Legasea Lobster Bake


• 1 bottle (750 ml) crisp white wine
• 750 ML lobster stock; use St. Ours lobster base for at home:
• 2 tablespoons ea sea salt, Old Bay
• 1 pound small Red Bliss potatoes
• 1 pound small white or Yukon Gold potatoes
• 3 live lobsters, approximately 1¼ pounds each
• 8 ears corn on the cob, shucked and cut small
• 4 celery stalks, cut into 1-inch pieces
• 1 LB cherry tomatoes cut in half
• 2 bulbs of fennel chopped, add the fronds
• 1 bunch fresh thyme, tied
• 1 bunch fresh dill, tied
• 2 fresh bay leaves
• 2 pounds mussels, cleaned
• 2 pounds Little Neck clams, cleaned
• 1 pounds jumbo (21/25) shell-on shrimp
• 1 pound butter, melted
• 4 lemons, cut into wedges


Lobster bake from Legasea restaurant’s executive chef Jason Hall (Credit: CBS2)

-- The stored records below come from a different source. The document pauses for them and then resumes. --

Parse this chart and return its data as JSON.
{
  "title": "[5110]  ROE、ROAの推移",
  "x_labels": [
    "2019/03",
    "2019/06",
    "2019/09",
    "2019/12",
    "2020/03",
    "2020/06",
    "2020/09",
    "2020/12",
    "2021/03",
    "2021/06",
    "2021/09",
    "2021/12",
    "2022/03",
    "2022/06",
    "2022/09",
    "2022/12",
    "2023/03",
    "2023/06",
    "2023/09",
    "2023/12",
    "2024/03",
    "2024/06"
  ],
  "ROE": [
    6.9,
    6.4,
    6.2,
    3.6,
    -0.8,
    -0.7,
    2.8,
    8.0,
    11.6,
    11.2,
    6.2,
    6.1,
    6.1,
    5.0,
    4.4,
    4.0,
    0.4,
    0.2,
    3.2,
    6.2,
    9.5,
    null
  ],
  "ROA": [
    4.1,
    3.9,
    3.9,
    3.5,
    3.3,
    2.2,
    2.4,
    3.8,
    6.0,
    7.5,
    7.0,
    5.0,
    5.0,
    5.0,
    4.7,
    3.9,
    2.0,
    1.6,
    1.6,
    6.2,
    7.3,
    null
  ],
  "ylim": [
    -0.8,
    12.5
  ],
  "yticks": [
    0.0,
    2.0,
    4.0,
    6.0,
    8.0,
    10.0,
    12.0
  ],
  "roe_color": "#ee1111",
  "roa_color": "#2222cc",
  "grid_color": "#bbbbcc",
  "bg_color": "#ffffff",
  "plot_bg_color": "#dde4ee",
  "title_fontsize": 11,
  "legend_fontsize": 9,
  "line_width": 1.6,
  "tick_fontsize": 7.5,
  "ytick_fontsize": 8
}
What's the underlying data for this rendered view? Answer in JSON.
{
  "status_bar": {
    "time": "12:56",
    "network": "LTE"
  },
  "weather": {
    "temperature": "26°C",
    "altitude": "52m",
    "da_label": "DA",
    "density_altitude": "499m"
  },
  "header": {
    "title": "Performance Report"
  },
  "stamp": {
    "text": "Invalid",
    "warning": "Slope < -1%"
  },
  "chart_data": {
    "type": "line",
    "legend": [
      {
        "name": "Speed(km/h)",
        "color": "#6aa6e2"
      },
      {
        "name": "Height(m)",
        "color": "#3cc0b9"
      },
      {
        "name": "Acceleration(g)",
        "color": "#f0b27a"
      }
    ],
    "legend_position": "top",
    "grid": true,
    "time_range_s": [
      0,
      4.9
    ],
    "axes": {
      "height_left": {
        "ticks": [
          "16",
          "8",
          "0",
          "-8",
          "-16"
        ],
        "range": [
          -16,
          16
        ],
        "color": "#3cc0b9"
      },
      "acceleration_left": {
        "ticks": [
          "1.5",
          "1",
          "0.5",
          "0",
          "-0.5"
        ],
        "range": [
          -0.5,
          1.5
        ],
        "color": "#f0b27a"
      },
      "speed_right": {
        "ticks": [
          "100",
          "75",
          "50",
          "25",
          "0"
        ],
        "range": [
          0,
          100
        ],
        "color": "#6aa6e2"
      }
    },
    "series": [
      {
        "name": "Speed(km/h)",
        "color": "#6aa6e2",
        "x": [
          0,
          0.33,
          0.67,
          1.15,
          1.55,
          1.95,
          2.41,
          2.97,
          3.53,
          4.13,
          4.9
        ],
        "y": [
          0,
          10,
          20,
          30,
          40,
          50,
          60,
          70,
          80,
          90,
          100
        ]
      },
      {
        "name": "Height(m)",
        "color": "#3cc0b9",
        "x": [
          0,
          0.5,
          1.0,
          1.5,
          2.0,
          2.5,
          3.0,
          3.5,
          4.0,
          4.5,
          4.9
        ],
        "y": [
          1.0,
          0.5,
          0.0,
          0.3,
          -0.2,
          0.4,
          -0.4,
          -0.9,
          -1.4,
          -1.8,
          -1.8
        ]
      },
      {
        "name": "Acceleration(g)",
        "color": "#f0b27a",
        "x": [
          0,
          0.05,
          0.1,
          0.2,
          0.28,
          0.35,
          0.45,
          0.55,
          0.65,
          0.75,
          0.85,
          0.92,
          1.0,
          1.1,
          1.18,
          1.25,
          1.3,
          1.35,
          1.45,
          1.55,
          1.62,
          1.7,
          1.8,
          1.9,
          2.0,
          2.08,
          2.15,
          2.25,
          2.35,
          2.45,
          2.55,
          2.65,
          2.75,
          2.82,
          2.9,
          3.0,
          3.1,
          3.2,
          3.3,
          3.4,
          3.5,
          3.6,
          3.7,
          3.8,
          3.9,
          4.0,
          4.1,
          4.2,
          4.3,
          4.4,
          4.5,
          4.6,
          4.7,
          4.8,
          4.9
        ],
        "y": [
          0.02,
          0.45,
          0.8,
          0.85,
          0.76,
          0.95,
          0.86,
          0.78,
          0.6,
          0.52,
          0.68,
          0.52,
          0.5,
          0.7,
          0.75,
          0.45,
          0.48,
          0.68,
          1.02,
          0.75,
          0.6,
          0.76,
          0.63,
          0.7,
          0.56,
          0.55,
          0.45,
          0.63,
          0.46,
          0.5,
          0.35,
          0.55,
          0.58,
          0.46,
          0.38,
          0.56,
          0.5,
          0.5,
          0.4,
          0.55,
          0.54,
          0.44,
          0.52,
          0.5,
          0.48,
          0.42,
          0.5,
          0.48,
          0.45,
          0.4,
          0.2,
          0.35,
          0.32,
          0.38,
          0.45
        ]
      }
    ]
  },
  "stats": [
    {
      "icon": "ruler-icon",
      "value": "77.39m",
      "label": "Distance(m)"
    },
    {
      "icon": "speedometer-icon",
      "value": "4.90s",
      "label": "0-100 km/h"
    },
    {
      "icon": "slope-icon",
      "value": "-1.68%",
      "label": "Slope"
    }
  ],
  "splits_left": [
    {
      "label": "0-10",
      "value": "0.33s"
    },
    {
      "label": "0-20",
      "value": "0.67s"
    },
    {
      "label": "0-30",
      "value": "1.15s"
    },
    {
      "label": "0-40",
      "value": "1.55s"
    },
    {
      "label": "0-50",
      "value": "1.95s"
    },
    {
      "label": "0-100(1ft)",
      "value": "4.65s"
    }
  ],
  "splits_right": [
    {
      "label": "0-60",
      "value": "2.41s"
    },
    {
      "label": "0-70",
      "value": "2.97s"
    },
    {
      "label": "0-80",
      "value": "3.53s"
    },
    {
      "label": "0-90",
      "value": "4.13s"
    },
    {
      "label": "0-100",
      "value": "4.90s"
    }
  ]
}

• Place lobsters in freezer.
• Add 2 inches water, bottle of wine and salt to pot.
• Use steaming rack if available; bring water to rolling boil over medium-high heat or fire.
• Add Lobster Stock and seasonings.
• Add potatoes, celery, fennel, tomatoes and cook for 5 minutes.
• Quickly place lobsters into pot. Cook for 10 minutes. Add corn, celery, thyme, mussels, clams and shrimp. Cook, covered, for 10 minutes.
• Remove from burner and let rest for 5 minutes.
• Divide among two or three large serving platters. Remove thyme bundle, and serve with melted butter and lemon wedges.